Lost in Translation

One of the hardest things to do is successfully adapt a novel or comic book into a film. The process involves far more than simply taking what is on the pages in front of you and putting it on to a screen. Translation from text to visuals is a very delicate procedure, and if not handled carefully, can result in an uneven, awkward, or sometimes even botched finished work. Nowhere is this more apparent than in Zack Snyder’s 2009 adaptation of the comic book classic Watchmen. 
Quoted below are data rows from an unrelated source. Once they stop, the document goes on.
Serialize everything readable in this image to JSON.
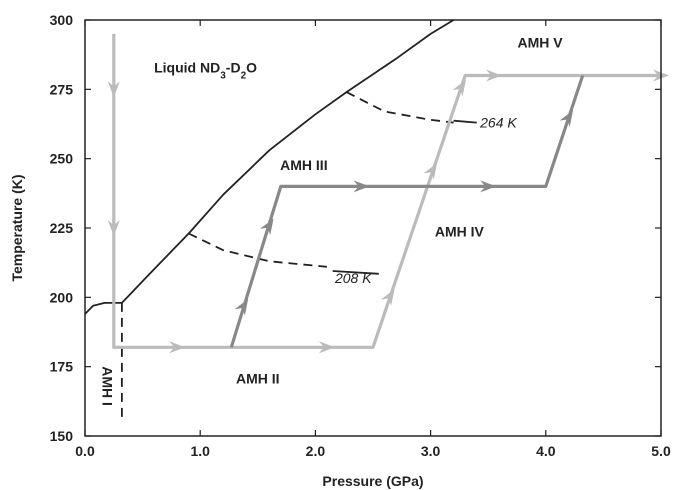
{
  "chart_data": {
    "type": "line",
    "title": "",
    "xlabel": "Pressure (GPa)",
    "ylabel": "Temperature (K)",
    "xlim": [
      0.0,
      5.0
    ],
    "ylim": [
      150,
      300
    ],
    "x_ticks": [
      "0.0",
      "1.0",
      "2.0",
      "3.0",
      "4.0",
      "5.0"
    ],
    "y_ticks": [
      "150",
      "175",
      "200",
      "225",
      "250",
      "275",
      "300"
    ],
    "grid": false,
    "phase_labels": [
      {
        "text": "AMH I",
        "x": 0.15,
        "y": 168
      },
      {
        "text": "AMH II",
        "x": 1.5,
        "y": 169
      },
      {
        "text": "AMH III",
        "x": 1.9,
        "y": 246
      },
      {
        "text": "AMH IV",
        "x": 3.25,
        "y": 222
      },
      {
        "text": "AMH V",
        "x": 3.95,
        "y": 290
      }
    ],
    "liquid_label": {
      "prefix": "Liquid ND",
      "sub1": "3",
      "mid": "-D",
      "sub2": "2",
      "suffix": "O",
      "x": 0.6,
      "y": 281
    },
    "annotations": [
      {
        "text": "264 K",
        "x": 3.43,
        "y": 263
      },
      {
        "text": "208 K",
        "x": 2.17,
        "y": 207
      }
    ],
    "series": [
      {
        "role": "liquidus-low",
        "style": "solid",
        "color": "#222222",
        "points": [
          [
            0.0,
            194
          ],
          [
            0.07,
            197
          ],
          [
            0.17,
            198
          ],
          [
            0.32,
            198
          ]
        ]
      },
      {
        "role": "liquidus",
        "style": "solid",
        "color": "#222222",
        "points": [
          [
            0.32,
            198
          ],
          [
            0.55,
            208
          ],
          [
            0.9,
            223
          ],
          [
            1.2,
            237
          ],
          [
            1.6,
            253
          ],
          [
            2.0,
            266
          ],
          [
            2.27,
            274
          ],
          [
            2.7,
            286
          ],
          [
            3.0,
            295
          ],
          [
            3.2,
            300
          ]
        ]
      },
      {
        "role": "boundary-I-II",
        "style": "dashed",
        "color": "#222222",
        "points": [
          [
            0.32,
            198
          ],
          [
            0.32,
            156
          ]
        ]
      },
      {
        "role": "boundary-208K",
        "style": "dashed",
        "color": "#222222",
        "points": [
          [
            0.9,
            223
          ],
          [
            1.2,
            217
          ],
          [
            1.6,
            213
          ],
          [
            2.1,
            211
          ]
        ]
      },
      {
        "role": "boundary-264K",
        "style": "dashed",
        "color": "#222222",
        "points": [
          [
            2.27,
            274
          ],
          [
            2.6,
            267
          ],
          [
            3.0,
            264
          ],
          [
            3.2,
            263
          ]
        ]
      },
      {
        "role": "leader-264K",
        "style": "solid",
        "color": "#222222",
        "points": [
          [
            3.2,
            263.7
          ],
          [
            3.4,
            263
          ]
        ]
      },
      {
        "role": "leader-208K",
        "style": "solid",
        "color": "#222222",
        "points": [
          [
            2.55,
            208.5
          ],
          [
            2.15,
            209.5
          ]
        ]
      },
      {
        "role": "path-light",
        "style": "solid",
        "color": "#bbbbbb",
        "points": [
          [
            0.25,
            295
          ],
          [
            0.25,
            182
          ],
          [
            2.5,
            182
          ],
          [
            3.3,
            280
          ],
          [
            5.0,
            280
          ]
        ],
        "arrows": [
          {
            "x": 0.25,
            "y": 275,
            "dir": "down"
          },
          {
            "x": 0.25,
            "y": 225,
            "dir": "down"
          },
          {
            "x": 0.8,
            "y": 182,
            "dir": "right"
          },
          {
            "x": 2.1,
            "y": 182,
            "dir": "right"
          },
          {
            "x": 2.65,
            "y": 200.5,
            "dir": "ne"
          },
          {
            "x": 3.02,
            "y": 246,
            "dir": "ne"
          },
          {
            "x": 3.27,
            "y": 276,
            "dir": "ne"
          },
          {
            "x": 3.55,
            "y": 280,
            "dir": "right"
          },
          {
            "x": 5.0,
            "y": 280,
            "dir": "right"
          }
        ]
      },
      {
        "role": "path-dark",
        "style": "solid",
        "color": "#888888",
        "points": [
          [
            1.27,
            182
          ],
          [
            1.7,
            240
          ],
          [
            4.0,
            240
          ],
          [
            4.32,
            280
          ]
        ],
        "arrows": [
          {
            "x": 1.38,
            "y": 197,
            "dir": "ne"
          },
          {
            "x": 1.6,
            "y": 226,
            "dir": "ne"
          },
          {
            "x": 2.4,
            "y": 240,
            "dir": "right"
          },
          {
            "x": 3.5,
            "y": 240,
            "dir": "right"
          },
          {
            "x": 4.2,
            "y": 265,
            "dir": "ne"
          }
        ]
      }
    ]
  }
}
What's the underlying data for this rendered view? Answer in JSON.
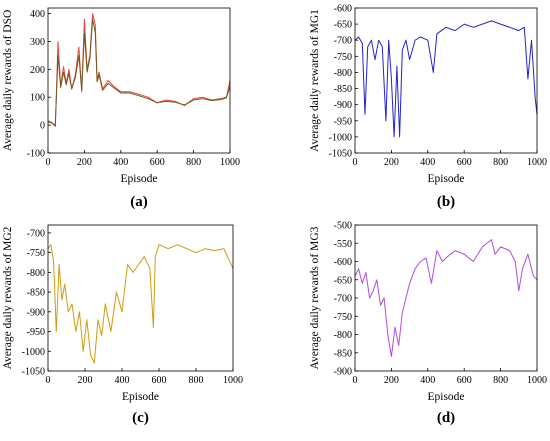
{
  "chart_data": [
    {
      "type": "line",
      "panel_label": "(a)",
      "xlabel": "Episode",
      "ylabel": "Average daily rewards of DSO",
      "xlim": [
        0,
        1000
      ],
      "ylim": [
        -100,
        420
      ],
      "xticks": [
        0,
        200,
        400,
        600,
        800,
        1000
      ],
      "yticks": [
        -100,
        0,
        100,
        200,
        300,
        400
      ],
      "grid": false,
      "colors": [
        "#e8453c",
        "#6e5a1e"
      ],
      "series": [
        {
          "name": "",
          "color": "#e8453c",
          "x": [
            0,
            20,
            40,
            55,
            70,
            85,
            100,
            115,
            130,
            150,
            170,
            185,
            200,
            215,
            230,
            245,
            260,
            270,
            280,
            300,
            330,
            360,
            400,
            450,
            500,
            550,
            600,
            650,
            700,
            750,
            800,
            850,
            900,
            950,
            980,
            1000
          ],
          "y": [
            15,
            10,
            -5,
            300,
            140,
            210,
            150,
            200,
            130,
            180,
            280,
            120,
            380,
            200,
            250,
            400,
            360,
            160,
            190,
            130,
            160,
            140,
            120,
            120,
            110,
            100,
            80,
            90,
            85,
            70,
            95,
            100,
            90,
            95,
            100,
            160
          ]
        },
        {
          "name": "",
          "color": "#6e5a1e",
          "x": [
            0,
            20,
            40,
            55,
            70,
            85,
            100,
            115,
            130,
            150,
            170,
            185,
            200,
            215,
            230,
            245,
            260,
            270,
            280,
            300,
            330,
            360,
            400,
            450,
            500,
            550,
            600,
            650,
            700,
            750,
            800,
            850,
            900,
            950,
            980,
            1000
          ],
          "y": [
            12,
            8,
            0,
            250,
            135,
            190,
            145,
            185,
            130,
            170,
            250,
            125,
            330,
            190,
            240,
            380,
            330,
            155,
            180,
            125,
            150,
            135,
            115,
            115,
            105,
            95,
            80,
            85,
            82,
            72,
            90,
            95,
            88,
            92,
            98,
            140
          ]
        }
      ]
    },
    {
      "type": "line",
      "panel_label": "(b)",
      "xlabel": "Episode",
      "ylabel": "Average daily rewards of MG1",
      "xlim": [
        0,
        1000
      ],
      "ylim": [
        -1050,
        -600
      ],
      "xticks": [
        0,
        200,
        400,
        600,
        800,
        1000
      ],
      "yticks": [
        -1050,
        -1000,
        -950,
        -900,
        -850,
        -800,
        -750,
        -700,
        -650,
        -600
      ],
      "grid": false,
      "colors": [
        "#2424c8"
      ],
      "series": [
        {
          "name": "",
          "color": "#2424c8",
          "x": [
            0,
            20,
            40,
            55,
            70,
            90,
            110,
            130,
            150,
            170,
            185,
            200,
            215,
            230,
            245,
            260,
            280,
            300,
            330,
            360,
            400,
            430,
            450,
            500,
            550,
            600,
            650,
            700,
            750,
            800,
            850,
            900,
            930,
            950,
            970,
            990,
            1000
          ],
          "y": [
            -700,
            -690,
            -710,
            -930,
            -720,
            -700,
            -760,
            -700,
            -720,
            -950,
            -700,
            -820,
            -1000,
            -780,
            -1000,
            -730,
            -700,
            -760,
            -700,
            -690,
            -700,
            -800,
            -680,
            -660,
            -670,
            -650,
            -660,
            -650,
            -640,
            -650,
            -660,
            -670,
            -660,
            -820,
            -700,
            -880,
            -930
          ]
        }
      ]
    },
    {
      "type": "line",
      "panel_label": "(c)",
      "xlabel": "Episode",
      "ylabel": "Average daily rewards of MG2",
      "xlim": [
        0,
        1000
      ],
      "ylim": [
        -1050,
        -680
      ],
      "xticks": [
        0,
        200,
        400,
        600,
        800,
        1000
      ],
      "yticks": [
        -1050,
        -1000,
        -950,
        -900,
        -850,
        -800,
        -750,
        -700
      ],
      "grid": false,
      "colors": [
        "#d19a10"
      ],
      "series": [
        {
          "name": "",
          "color": "#d19a10",
          "x": [
            0,
            15,
            30,
            45,
            60,
            75,
            90,
            110,
            130,
            150,
            170,
            190,
            210,
            230,
            250,
            270,
            290,
            310,
            340,
            370,
            400,
            430,
            460,
            490,
            520,
            550,
            570,
            580,
            600,
            650,
            700,
            750,
            800,
            850,
            900,
            950,
            990,
            1000
          ],
          "y": [
            -740,
            -730,
            -770,
            -950,
            -780,
            -870,
            -830,
            -900,
            -880,
            -950,
            -900,
            -1000,
            -920,
            -1010,
            -1030,
            -920,
            -960,
            -880,
            -950,
            -850,
            -900,
            -780,
            -800,
            -780,
            -760,
            -790,
            -940,
            -760,
            -730,
            -740,
            -730,
            -740,
            -750,
            -740,
            -745,
            -740,
            -780,
            -790
          ]
        }
      ]
    },
    {
      "type": "line",
      "panel_label": "(d)",
      "xlabel": "Episode",
      "ylabel": "Average daily rewards of MG3",
      "xlim": [
        0,
        1000
      ],
      "ylim": [
        -900,
        -500
      ],
      "xticks": [
        0,
        200,
        400,
        600,
        800,
        1000
      ],
      "yticks": [
        -900,
        -850,
        -800,
        -750,
        -700,
        -650,
        -600,
        -550,
        -500
      ],
      "grid": false,
      "colors": [
        "#b04ce0"
      ],
      "series": [
        {
          "name": "",
          "color": "#b04ce0",
          "x": [
            0,
            20,
            40,
            60,
            80,
            100,
            120,
            140,
            160,
            180,
            200,
            220,
            240,
            260,
            280,
            300,
            330,
            360,
            390,
            420,
            450,
            480,
            500,
            550,
            600,
            650,
            700,
            750,
            770,
            800,
            850,
            880,
            900,
            920,
            950,
            980,
            1000
          ],
          "y": [
            -640,
            -620,
            -660,
            -630,
            -700,
            -680,
            -650,
            -720,
            -700,
            -800,
            -860,
            -780,
            -830,
            -740,
            -700,
            -660,
            -620,
            -600,
            -590,
            -660,
            -570,
            -600,
            -590,
            -570,
            -580,
            -600,
            -560,
            -540,
            -580,
            -560,
            -570,
            -600,
            -680,
            -620,
            -580,
            -640,
            -650
          ]
        }
      ]
    }
  ]
}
The first thing I want to make clear hear is that the Watchmen movie is not a bad film. Thanks to director Zack Snyder, what we ultimately have here is a pretty good action movie with some incredibly impressive visuals and camera work. Now, normally this is where the conversation would end, and this film would be just remembered as another decent superhero movie. But where this film’s infamous reputation comes from is the fact that it is an adaptation of the comic book Watchmen, and many fans feel this movie simply does not capture the artistic value of the source material. Watchmen is considered by many to be one of, if not the, greatest comic books of all time. It has achieved critical acclaim over the years not just for its art, but for its clever and often thought-provoking deconstruction of the superhero genre. So naturally, any sort of screen adaptation is going to be looked at with up-most scrutiny, and with good reason. While many agree the film adaptation does an amazing job capturing the visual aspect of Watchmen, it is sorely lacking when it comes to the subtlety and cleverness of the source material. There is a feeling that overall the writing has been dumbed down to appeal to a broader audience, with some subtler parts of the story being made far more overt, such as changing the name of the superhero team “crimebusters” to “watchmen”, making certain parts of the story such as the reoccurring phrase “who watches the watchmen” far less powerful”.  

On top of all this, there are certain changes made to the source material that feel either out of place or just tonally off. To me there is no scene in which this is more apparent than when Rorschach commits his first murder.


In the original graphic novel, following the discovery of the murder of a kidnapped little girl, Rorschach kills the kidnapper by chaining him to a boiler (leaving him a hacksaw so he can saw of his own limb if he chooses) and setting his house on fire, leaving him to burn alive. The scene, while not graphic at all, is simultaneously disturbing and fascinating as we watch Rorschach transform into the man that he is today. In the film adaptation, Rorschach kills the kidnapper by instead repeatedly hacking away at his head with a meat cleaver until nothing remains but meat and bone. The scene is extremely graphic, and instead of being disturbing in a fascinating way, it is disturbing in an uncomfortable way. It comes across as the work of a director who wanted to make a pivotal murder scene more gory without any regard for why it was presented in an un-graphic way in the first place. 

Scene from the movie below:


This reasons and the various others listed before it are just some of the reasons why fans of Watchmen are divided when it comes to this big screen adaptation of the beloved comic. In my opinion the translation from paper to screen could have been handled far better in this instance, and if it had been we would have a far better film on our hands today.